AG: Quais os mercados externos tradicionais e que novos mercados são apetecíveis e com grande potencial exportador para as vossas empresas?

PS: Os mercados externos tradicionais da Bairrada são os mesmos do restante país. Durante anos Angola e Brasil foram preponderantes. Nos últimos anos a situação têm vindo a alterar-se sendo neste momento o Canada um país muito interessante para os nossos produtos.

Baga Bairrada

AG:- Fale-me um pouco do projeto “Baga Bairrada”, promovido pela CVB, e quais os seus objetivos.

PS: Como atrás referi quisemos levantar a “bandeira dos espumantes”. Percebendo que cada vez mais produtores estavam a utilizar Brancos de uvas tintas, nomeadamente de BAGA, pareceu-nos importante transformar essa característica em uma mais valia.
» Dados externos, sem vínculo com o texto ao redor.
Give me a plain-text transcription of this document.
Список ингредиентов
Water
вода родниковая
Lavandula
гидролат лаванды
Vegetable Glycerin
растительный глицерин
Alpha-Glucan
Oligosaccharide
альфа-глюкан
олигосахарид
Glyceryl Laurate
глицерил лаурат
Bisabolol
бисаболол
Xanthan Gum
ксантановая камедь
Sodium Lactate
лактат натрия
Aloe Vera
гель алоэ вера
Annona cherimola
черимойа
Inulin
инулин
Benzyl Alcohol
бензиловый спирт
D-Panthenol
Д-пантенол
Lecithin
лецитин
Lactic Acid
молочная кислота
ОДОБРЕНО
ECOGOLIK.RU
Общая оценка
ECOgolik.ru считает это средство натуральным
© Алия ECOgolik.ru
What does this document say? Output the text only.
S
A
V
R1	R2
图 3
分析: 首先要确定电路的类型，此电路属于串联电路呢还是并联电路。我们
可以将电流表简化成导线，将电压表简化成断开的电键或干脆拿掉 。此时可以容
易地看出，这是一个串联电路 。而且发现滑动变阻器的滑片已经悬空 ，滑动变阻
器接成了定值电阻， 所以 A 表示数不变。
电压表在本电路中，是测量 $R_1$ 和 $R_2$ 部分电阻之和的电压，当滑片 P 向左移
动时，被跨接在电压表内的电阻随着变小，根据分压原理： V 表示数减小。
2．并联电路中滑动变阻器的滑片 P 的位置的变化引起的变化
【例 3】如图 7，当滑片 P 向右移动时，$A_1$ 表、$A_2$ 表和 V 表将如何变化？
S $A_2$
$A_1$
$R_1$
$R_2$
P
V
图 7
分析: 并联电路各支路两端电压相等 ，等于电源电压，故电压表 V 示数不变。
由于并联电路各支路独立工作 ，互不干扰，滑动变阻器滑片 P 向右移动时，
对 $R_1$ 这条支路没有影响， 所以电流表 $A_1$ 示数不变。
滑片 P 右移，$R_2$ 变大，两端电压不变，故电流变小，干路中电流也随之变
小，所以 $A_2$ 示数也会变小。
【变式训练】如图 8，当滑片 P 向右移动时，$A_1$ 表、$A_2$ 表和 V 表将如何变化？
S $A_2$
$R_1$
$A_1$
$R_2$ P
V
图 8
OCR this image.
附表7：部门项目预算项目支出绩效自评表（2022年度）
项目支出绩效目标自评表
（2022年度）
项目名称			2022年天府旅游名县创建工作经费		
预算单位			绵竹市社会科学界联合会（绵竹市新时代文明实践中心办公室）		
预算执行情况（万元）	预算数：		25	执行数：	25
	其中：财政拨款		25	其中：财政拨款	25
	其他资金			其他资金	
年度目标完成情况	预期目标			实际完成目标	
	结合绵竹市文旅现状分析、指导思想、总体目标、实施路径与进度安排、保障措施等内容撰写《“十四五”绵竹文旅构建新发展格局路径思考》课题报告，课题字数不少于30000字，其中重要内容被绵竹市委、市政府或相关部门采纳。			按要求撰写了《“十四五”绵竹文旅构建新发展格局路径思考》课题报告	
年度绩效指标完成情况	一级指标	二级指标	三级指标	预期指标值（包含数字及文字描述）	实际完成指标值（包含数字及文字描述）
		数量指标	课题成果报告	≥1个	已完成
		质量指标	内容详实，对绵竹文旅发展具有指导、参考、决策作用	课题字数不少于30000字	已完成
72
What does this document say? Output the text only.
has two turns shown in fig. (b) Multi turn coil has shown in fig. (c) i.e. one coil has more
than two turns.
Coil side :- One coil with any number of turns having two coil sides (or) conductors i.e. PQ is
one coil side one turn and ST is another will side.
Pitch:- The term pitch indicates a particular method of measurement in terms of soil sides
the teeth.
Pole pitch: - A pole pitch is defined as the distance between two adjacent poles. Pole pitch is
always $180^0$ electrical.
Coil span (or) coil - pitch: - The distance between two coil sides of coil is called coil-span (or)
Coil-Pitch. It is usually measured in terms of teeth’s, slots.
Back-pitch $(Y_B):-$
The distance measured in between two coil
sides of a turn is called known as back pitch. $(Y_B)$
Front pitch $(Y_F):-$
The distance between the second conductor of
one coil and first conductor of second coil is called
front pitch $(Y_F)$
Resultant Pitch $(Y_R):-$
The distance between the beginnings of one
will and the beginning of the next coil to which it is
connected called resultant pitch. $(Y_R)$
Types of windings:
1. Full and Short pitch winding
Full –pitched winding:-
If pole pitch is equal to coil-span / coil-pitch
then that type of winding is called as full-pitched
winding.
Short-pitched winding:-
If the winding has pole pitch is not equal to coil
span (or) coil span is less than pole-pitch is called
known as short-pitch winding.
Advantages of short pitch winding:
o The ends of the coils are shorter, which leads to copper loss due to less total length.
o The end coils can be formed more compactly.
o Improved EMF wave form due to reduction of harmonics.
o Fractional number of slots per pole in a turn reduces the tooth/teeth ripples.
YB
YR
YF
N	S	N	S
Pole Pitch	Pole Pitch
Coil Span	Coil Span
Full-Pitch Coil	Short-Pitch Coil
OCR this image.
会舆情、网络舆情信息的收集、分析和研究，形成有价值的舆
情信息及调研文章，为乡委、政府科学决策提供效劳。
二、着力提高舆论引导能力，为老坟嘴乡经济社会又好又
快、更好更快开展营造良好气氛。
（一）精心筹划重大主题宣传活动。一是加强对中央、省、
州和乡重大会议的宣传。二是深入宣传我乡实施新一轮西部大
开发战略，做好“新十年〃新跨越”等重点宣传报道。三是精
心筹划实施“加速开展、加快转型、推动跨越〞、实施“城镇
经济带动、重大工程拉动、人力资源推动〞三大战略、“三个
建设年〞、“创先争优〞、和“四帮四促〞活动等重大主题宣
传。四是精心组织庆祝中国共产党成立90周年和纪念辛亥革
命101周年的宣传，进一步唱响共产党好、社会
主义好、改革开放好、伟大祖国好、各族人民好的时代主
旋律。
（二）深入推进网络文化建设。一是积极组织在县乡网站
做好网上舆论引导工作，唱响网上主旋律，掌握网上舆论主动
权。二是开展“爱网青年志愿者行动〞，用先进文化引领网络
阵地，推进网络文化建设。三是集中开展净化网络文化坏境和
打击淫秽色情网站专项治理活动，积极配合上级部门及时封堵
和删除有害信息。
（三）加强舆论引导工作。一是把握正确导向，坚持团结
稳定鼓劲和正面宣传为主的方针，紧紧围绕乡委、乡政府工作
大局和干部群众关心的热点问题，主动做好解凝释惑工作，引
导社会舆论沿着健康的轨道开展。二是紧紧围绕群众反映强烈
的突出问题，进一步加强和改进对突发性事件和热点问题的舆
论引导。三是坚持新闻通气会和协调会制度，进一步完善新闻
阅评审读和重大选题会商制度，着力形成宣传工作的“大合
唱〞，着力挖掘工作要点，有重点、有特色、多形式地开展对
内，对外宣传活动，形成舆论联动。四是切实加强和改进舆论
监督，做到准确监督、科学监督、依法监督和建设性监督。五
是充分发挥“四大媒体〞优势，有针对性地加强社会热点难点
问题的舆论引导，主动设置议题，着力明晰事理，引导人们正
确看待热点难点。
É importante conceptualizar um produto que seja reproduzível ano após ano, que tenha um denominador comum marcado entre as várias empresas, que fidelize o consumidor e que crie um desejo de aquisição. Promovendo o espumante de Baga estamos a promover o espumante Bairrada, a ajudar a centrar as atenções nos produtores da nossa região. A partir deste produto poderemos levar os consumidores a conhecer também de forma mais correta os outros espumantes da Região.

AG: Qual é o orçamento anual da CVB e qual o grosso do investimento para o próximo ano?

PS: Cerca de 300.000 Euros ano sendo que irá aumentar em 2017. Queremos investir, em conjunto com as forças da Região, na aquisição de conhecimento (nomeadamente na produção de espumantes) levar a cabo um rebranding da marca “BAIRRADA” e melhorar as condições em que prestamos o serviço de certificação.

AG: Em média, qual a produção anual e qual o peso da região no setor a nível nacional e comparado igualmente com outras regiões?

PS: Cerca de 28 a 30 milhões de litros por ano correspondendo em média a 2% da produção de Portugal.

bairrada

AG: O Enoturismo é também uma oportunidade para a região? Isso já é notório?

PS: Sim! É no entanto necessário apostar muito na formação. É necessário que estejamos preparados para receber pois nem sempre existe uma segunda oportunidade para dar uma boa imagem de nós ou da Região. A Bairrada possui uma Associação (“A Associação Rota da Bairrada”) cuja função primordial passa pela promoção do território, tendo como mote o Enoturismo. Já se faz bastante mas todos temos consciência de que é necessário melhorar muito.

AG: De uma forma geral, como analisa atualmente o setor vitivinícola nacional, quais os maiores constrangimentos e quais os principais desafios?

PS: O setor vive uma fase positiva, mas de otimismo moderado. Temos realizado um esforço grande por aumentar as exportações mesmo com situações de “travagem a fundo” de algumas economias como é o caso de Angola. A viticultura é um dos nossos grandes desafios. Precisamos de aumentar o rendimento dos produtores de uva pois somos um país vitivinícola. Esse rendimento acrescido só pode ser conseguido com uma aposta determinada na viticultura. Não interessa dizer que temos uma enorme coleção de variedades (castas) se não conseguirmos traduzir essa diversidade numa mais valia económica. Do ponto de vista da Região Bairrada é determinante que os produtores apostem na certificação dos seus produtos vínicos de forma evidente. Só com essa aposta será possível criar condições que permitam à Região trilhar um caminho de sucesso.

Nota de Redação: Esta entrevista pode ser lida igualmente na edição N.21 da Revista AGROTEC.